Antes de la analogía de García Márquez en Cien años de soledad, otros vagones de trenes6 y otros cuerpos considerados descartables durante la Segunda Guerra Mundial, han dado pie a analogías y levantado críticas, a las que razonablemente estas analogías se exponen, tanto por insuficiencia para describir violencia extrema, como por la percepción de una degradación de lo comparado en cada caso.
En la sección “The problem of Evil,“ de la novela de J.M. Coetzee, Elizabeth Costello, el personaje principal que lleva el mismo nombre que el título del libro—una mujer en sus 70, escritora y defensora de los derechos animales—es invitada a dar una charla a una conferencia en Ámsterdam. El tema es “The problem of Evil” y la charla de Costello se inscribe en la sección dedicada a “Witness, Silence, and Censorship” (122). La invitación, Costello especula, pretende continuar una polémica que levantó otra charla de Costello un año antes en EEUU. En esa ocasión, el narrador nos cuenta:
She [Costello] had spoken (…) on what she saw and still sees as the enslavement of animal populations. A slave: a being whose life and death are in the hands of another. What else are cattle, sheep, poultry? The death camps would not have been dreamed up without the example of the meat-processing plants before them.
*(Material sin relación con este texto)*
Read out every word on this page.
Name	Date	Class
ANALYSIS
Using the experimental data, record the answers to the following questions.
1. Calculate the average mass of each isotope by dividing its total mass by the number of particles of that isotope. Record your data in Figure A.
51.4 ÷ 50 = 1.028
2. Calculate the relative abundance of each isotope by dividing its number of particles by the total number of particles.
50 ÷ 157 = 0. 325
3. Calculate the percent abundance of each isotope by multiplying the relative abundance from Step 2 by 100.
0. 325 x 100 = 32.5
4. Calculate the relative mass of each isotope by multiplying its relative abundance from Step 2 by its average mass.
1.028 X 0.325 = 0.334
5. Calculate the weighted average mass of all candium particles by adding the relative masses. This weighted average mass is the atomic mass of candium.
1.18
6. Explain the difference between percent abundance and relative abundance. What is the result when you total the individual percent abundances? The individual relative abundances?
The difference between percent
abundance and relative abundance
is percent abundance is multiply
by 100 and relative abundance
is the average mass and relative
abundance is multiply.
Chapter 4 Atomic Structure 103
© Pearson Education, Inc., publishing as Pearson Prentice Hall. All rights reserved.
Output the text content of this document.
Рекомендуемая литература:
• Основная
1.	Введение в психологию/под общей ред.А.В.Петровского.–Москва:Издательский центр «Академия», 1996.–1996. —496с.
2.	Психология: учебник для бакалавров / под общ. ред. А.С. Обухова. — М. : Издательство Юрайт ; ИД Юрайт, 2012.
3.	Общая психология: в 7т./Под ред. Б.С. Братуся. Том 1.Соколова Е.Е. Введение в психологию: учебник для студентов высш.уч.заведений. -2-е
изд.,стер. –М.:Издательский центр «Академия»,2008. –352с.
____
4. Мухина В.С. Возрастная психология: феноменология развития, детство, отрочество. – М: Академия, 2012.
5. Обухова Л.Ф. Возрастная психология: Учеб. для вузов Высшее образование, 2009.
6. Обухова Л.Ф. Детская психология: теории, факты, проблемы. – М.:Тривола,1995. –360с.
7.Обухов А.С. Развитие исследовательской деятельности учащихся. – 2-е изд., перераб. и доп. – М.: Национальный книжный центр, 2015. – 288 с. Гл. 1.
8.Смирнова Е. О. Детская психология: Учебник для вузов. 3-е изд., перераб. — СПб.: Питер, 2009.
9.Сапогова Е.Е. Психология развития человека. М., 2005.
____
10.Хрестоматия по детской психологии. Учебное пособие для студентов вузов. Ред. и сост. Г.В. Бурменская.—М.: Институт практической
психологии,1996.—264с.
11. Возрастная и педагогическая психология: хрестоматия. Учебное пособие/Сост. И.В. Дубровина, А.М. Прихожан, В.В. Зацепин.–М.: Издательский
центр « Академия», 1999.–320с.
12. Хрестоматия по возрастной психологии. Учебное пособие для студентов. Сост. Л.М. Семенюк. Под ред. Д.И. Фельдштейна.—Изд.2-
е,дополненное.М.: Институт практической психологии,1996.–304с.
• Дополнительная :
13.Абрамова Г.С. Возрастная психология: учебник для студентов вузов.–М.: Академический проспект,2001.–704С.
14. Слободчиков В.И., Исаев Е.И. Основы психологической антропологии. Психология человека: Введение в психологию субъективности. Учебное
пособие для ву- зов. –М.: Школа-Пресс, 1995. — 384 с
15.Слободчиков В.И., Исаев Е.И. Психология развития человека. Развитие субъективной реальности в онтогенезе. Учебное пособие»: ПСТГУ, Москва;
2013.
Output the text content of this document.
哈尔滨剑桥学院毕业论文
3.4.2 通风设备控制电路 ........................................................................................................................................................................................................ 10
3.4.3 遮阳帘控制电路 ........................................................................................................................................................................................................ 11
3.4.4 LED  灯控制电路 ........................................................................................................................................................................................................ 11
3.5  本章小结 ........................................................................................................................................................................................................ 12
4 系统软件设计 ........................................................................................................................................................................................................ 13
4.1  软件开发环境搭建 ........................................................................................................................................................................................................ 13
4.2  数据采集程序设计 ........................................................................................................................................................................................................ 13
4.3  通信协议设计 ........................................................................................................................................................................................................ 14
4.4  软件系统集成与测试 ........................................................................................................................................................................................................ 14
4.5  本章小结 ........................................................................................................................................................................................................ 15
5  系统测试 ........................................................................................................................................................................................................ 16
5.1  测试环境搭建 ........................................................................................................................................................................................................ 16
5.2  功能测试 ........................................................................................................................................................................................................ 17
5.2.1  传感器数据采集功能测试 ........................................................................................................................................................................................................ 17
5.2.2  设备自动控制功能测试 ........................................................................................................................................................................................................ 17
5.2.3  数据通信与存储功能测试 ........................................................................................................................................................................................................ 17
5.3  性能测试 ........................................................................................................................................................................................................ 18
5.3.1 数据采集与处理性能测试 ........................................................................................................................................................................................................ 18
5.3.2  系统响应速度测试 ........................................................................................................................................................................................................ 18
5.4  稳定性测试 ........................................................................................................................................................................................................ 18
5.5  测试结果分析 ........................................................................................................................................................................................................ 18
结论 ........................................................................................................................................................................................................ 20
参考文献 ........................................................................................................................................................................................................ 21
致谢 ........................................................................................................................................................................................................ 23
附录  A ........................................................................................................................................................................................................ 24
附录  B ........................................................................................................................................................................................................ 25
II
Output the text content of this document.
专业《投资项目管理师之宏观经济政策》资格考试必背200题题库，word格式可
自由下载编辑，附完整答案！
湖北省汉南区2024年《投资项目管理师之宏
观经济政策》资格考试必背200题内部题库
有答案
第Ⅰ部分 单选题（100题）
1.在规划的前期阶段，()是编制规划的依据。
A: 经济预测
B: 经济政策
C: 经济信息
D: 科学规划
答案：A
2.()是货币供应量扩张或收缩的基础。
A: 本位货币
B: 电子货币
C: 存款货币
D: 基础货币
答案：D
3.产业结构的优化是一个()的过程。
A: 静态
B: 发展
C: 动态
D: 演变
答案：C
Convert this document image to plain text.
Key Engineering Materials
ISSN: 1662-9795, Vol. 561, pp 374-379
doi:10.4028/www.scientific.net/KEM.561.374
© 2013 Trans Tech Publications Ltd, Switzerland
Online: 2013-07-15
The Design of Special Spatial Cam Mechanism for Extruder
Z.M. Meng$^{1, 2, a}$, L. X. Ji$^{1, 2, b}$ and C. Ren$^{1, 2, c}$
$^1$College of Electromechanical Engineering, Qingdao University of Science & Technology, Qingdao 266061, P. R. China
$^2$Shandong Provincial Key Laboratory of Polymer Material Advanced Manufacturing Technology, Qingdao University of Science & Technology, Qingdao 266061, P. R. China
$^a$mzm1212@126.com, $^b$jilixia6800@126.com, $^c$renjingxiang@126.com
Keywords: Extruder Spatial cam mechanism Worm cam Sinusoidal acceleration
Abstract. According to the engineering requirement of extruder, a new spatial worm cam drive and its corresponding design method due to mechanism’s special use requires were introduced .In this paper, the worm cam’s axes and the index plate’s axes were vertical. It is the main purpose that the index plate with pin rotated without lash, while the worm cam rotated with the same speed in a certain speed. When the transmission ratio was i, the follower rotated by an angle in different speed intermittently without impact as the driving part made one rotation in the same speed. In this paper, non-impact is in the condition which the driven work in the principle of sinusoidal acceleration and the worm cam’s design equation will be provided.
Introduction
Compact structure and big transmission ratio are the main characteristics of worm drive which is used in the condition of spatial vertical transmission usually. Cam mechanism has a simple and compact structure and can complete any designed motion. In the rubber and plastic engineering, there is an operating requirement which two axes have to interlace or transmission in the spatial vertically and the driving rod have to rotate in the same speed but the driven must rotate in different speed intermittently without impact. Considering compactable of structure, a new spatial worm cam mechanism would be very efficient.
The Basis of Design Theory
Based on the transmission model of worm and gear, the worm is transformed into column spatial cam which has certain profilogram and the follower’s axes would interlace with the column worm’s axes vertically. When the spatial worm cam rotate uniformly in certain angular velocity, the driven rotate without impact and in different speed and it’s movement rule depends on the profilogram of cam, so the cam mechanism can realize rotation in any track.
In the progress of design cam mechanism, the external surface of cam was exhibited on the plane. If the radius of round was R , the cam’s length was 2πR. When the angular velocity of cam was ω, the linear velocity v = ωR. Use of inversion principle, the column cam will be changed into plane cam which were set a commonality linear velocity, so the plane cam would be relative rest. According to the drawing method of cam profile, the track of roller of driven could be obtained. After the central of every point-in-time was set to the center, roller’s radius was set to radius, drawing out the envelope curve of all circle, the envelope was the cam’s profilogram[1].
That and more she had said: it had seemed to her obvious, barely worth pausing over. But she had gone a step further, a step too far. The massacre of the defenseless is being repeated all around us, day after day, she had said, a slaughter no different in scale or horror or moral import from what we call the holocaust; yet we choose not to see it.
(121)
El cargo con que Costello fue acusada por la opinión pública en esa ocasión fue “belittling the Holocaust,” y en tanto novelista laureada fue llamada a justificar sus declaraciones consideradas antisemitas. La invitación a la conferencia en Ámsterdam parecía la ocasión indicada para dar la cara, de alguna manera. Pero la invitación llega en medio de una crisis detonada por la lectura de Von Stauffenberg escrita por Paul West. La charla de Costello justifica y aborda su propia reacción negativa a la novela de West, en particular a la descripción detallada de la ejecución de las víctimas del holocausto. Costello critica la obscenidad de estas descripciones:
[o]bscene because such things ought not to take place, and then obscene again because having taken place they ought not to be brought into the light but covered up and hidden forever in the bowels of the earth, like what goes on in the slaughterhouses of the world, if one wishes to save one’s sanity. […] Obscene: not just the deeds of Hitler’s executioners, not just, not just the deeds of the blockman, but the pages of Paul West’s black book too. Scenes that do not belong in the light of day.
(123)
Para la conferencia, Costello prepara una charla sobre la censura en forma de comentario a la novela de Paul West, que sirve de caso para formular la siguiente tesis: “writing itself, as a form of moral-adventurousness, has the potential to be dangerous” (126).
El dilema de la representación de la violencia anima las reflexiones y las aproximaciones con que Costello intuitivamente (pues nunca deja de insistir en su propio dilema y en la transformación reciente de su perspectiva como algo que antes de entender, simplemente le sucedió) negocia su propia relación con la violencia en literatura. Para no reproducir la violencia del holocausto, Costello exige “reticencia” en la narración, la misma que ella misma ejercitó al nunca haber narrado, en ficción o fuera de ella, su propia experiencia de ser brutalmente golpeada al resistir una violación. Esa historia que nunca compartió con nadie le enseñó el mal [“evil”], el mismo que luego reconoce en los detalles “obscenos” de la violencia retratada por Paul West. Elizabeth Costello “chooses to believe that obscene means off-stage. To save humanity, certain things that we might want to see (might want to see because we are human!) must remain off-stage” (131).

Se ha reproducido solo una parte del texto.